For what types of analyses will this data be available? Response - For individual participant data meta-analysis.
By what mechanism will data be made available? Response (Others) - A link will be provided to view the data.
For how long will this data be available start date provided 01-01-2029 and end date provided 30-12-2033? Response - Beginning 3 months and ending 5 years following article publication.
Any URL or additional information regarding plan/policy for sharing IPD? Additional Information - NIL
Brief Summary
Despite the use of an intensive multimodal approach, combining induction with multi-agent therapy, the 5-year event-free survival (EFS) rates are dismal. The majority of HR-NB patients do not achieve complete response (CR) and 15%–20% develop refractory and early progressive disease (PD) (Stram et al, 1996). Therefore, the induction regimen is the most critical step in the treatment of HR-NB, because resistant clones may arise during induction, and the persistence of residual resistant disease poses a significant problem (Pearson et al, 1992). Further dose escalation of induction chemotherapy and MAC consolidation followed by auto-HSCT will be limited by toxicity (Dufour 2008).
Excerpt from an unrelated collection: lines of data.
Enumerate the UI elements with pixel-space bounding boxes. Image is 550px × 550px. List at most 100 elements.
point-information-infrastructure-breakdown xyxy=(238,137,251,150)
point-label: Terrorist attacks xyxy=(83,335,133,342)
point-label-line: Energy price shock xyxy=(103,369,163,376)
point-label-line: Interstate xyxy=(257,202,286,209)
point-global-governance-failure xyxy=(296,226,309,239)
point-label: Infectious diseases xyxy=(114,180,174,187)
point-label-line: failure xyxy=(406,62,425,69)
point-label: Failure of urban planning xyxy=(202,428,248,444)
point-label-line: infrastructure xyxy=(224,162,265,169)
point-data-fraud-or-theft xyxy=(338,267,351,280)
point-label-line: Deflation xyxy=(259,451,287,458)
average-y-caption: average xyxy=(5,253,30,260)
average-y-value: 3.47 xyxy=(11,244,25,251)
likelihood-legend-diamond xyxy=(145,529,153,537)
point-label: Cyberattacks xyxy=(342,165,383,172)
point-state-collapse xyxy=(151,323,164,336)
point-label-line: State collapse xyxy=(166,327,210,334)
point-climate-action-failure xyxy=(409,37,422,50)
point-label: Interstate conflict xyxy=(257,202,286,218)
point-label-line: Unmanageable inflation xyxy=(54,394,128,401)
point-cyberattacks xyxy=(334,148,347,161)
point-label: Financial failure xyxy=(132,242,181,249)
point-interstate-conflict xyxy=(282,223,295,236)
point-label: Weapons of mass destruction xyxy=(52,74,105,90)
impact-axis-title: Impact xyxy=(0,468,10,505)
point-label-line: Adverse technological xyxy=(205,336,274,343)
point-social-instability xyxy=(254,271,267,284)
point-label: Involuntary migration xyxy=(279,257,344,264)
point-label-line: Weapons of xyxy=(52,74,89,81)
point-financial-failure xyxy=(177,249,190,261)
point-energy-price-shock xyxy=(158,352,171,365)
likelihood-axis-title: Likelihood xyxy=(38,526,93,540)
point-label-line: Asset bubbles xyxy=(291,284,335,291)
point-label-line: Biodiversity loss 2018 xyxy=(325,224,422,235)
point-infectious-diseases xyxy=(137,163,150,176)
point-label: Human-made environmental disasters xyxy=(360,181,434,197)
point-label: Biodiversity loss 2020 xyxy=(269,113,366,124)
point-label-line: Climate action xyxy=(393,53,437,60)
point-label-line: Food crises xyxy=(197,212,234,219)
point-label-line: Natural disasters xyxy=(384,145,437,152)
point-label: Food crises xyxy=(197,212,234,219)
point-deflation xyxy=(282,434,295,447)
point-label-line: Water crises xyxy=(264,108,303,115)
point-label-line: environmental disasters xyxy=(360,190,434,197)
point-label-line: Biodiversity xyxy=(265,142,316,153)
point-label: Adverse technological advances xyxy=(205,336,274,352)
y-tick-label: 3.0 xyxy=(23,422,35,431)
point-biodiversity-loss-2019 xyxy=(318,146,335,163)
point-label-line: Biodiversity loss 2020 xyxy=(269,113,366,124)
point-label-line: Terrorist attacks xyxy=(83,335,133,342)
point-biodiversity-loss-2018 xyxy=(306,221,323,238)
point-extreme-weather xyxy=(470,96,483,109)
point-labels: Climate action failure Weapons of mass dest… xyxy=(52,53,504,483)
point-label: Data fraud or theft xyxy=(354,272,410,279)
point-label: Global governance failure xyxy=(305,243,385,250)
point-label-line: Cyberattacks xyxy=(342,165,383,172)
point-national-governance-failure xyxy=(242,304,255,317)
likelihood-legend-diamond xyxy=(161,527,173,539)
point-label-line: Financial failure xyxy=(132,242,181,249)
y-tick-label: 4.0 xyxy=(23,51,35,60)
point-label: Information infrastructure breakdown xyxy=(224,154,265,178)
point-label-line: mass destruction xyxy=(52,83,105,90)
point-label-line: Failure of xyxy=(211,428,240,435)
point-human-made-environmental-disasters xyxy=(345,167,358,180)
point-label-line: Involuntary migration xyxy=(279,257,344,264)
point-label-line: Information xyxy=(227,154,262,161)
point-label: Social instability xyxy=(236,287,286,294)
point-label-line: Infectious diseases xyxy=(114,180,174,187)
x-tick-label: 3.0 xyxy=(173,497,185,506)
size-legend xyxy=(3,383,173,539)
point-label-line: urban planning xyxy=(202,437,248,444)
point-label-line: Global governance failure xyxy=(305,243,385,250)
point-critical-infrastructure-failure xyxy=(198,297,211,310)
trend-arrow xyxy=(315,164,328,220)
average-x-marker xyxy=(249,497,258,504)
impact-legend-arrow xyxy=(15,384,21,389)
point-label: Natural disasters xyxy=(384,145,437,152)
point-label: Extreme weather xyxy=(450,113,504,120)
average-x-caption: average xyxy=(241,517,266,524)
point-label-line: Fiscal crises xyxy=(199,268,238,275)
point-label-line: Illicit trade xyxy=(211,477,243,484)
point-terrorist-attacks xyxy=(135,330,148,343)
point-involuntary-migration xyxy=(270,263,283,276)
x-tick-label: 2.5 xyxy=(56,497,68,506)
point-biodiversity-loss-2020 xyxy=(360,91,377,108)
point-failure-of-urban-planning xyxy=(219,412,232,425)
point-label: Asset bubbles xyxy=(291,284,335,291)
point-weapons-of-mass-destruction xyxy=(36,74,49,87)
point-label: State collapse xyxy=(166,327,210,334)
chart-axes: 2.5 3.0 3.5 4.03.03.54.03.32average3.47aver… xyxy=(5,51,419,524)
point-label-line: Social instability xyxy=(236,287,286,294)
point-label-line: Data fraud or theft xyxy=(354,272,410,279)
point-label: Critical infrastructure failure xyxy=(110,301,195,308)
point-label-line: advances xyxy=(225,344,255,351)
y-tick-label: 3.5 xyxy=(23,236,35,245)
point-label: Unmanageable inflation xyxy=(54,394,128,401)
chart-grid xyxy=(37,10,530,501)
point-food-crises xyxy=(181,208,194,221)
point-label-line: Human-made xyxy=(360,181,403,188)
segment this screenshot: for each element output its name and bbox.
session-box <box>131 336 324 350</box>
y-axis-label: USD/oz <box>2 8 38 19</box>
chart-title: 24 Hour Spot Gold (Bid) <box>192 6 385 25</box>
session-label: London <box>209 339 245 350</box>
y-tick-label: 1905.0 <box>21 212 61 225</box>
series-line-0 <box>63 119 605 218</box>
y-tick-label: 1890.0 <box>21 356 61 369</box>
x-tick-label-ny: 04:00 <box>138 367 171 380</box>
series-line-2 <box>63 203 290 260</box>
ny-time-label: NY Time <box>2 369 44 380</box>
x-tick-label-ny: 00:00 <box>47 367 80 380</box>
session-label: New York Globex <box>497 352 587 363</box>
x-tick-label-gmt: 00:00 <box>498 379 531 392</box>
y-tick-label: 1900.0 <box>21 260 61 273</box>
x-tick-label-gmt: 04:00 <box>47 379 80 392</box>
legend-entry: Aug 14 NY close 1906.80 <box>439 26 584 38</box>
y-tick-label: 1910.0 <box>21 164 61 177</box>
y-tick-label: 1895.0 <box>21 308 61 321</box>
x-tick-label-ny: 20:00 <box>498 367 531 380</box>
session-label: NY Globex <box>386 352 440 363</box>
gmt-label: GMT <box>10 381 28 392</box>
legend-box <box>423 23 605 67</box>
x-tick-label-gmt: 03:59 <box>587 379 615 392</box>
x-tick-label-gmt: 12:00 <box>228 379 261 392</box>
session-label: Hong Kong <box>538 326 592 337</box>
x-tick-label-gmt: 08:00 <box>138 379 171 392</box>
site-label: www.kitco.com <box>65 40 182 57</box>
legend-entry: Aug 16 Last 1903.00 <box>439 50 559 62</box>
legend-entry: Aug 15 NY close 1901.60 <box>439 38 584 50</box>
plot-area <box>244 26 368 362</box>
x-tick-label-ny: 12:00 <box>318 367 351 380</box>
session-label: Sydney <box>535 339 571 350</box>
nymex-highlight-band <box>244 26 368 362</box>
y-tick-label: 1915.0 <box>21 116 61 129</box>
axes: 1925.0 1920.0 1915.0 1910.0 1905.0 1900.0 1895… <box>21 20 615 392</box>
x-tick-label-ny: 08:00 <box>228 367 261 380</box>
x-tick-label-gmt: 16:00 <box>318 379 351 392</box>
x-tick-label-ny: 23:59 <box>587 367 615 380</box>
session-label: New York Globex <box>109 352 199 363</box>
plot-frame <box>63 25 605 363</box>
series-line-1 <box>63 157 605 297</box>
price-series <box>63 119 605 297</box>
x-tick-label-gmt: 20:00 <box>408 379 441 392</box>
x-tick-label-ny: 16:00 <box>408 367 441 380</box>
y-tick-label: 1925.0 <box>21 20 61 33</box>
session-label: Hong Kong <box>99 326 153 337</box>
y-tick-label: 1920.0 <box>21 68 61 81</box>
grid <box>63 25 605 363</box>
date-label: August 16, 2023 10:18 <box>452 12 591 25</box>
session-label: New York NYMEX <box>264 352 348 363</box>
Moreover, extended chemotherapy does not improve the survival outcomes in HR-NB (Berthold et al, 2020). Hence, it is important to evaluate the efficacy and toxicity of adding a new tumor-targeted treatment for HR-NB.
The pro-angiogenic vascular endothelial growth factor (VEGF) and its receptor (VEGFR) are thought to play an important role in the start of tumour angiogenesis (Ferrara et al, 2003). Angiogenesis is a key regulator of NB growth, and tumour vascularity is associated with high-risk illness (Peddinti et al, 2007). Expression of VEGF and VEGFR correlates with a higher stage of NB (Komuro et al, 2001) (Sköldenberg et al, 2009). Bevacizumab is a humanized monoclonal VEGF-neutralizing antibody, which was approved by the Food and Drug Administration (FDA) in 2004 for the treatment of metastatic malignancy treatment regimens (Hurwitz 2005), which has revolutionised the therapy paradigm by enhancing overall and/or progression-free survival, making it the standard of care for a variety of advanced malignancies (Garcia et al, 2020).
§Recently, the ITCC-SIOPEN BEACON-Neuroblastoma Trial (age 1-21 years) reported improved overall response rate (ORR) and progression-free survival (PFS) (n=106) with the addition of bevacizumab in relapsed/refractory NB in phase-2 study (Moreno et al, 2017). The BERNIE study evaluated the role of bevacizumab as part of the multi-modality treatment of children and adolescents with metastatic soft tissue sarcoma (age 6 months to <18 years) (n=154) and observed that the addition of bevacizumab to chemotherapy was tolerable in patients with metastatic soft tissue sarcoma. There were no treatment-related deaths and no increased incidence of grade 3/4 toxicities with bevacizumab (Chisholm et al, 2017). In another study, De Pasquale et al used bevacizumab in 17 pediatric patients with high-risk malignancies (n=4, stage IV NB) (De Pasquale et al 2011). Modak et al reported a safety profile of bevacizumab in children with refractory/relapsed NB in combination with irinotecan, and temozolomide (Modak et al, 2017).
The main objective of the present study is to investigate an anti-angio-invasive drug with induction regimen in combination. This study aims to evaluate the efficacy and safety of the addition of bevacizumab to conventional induction chemotherapy in patients with high-risk neuroblastoma.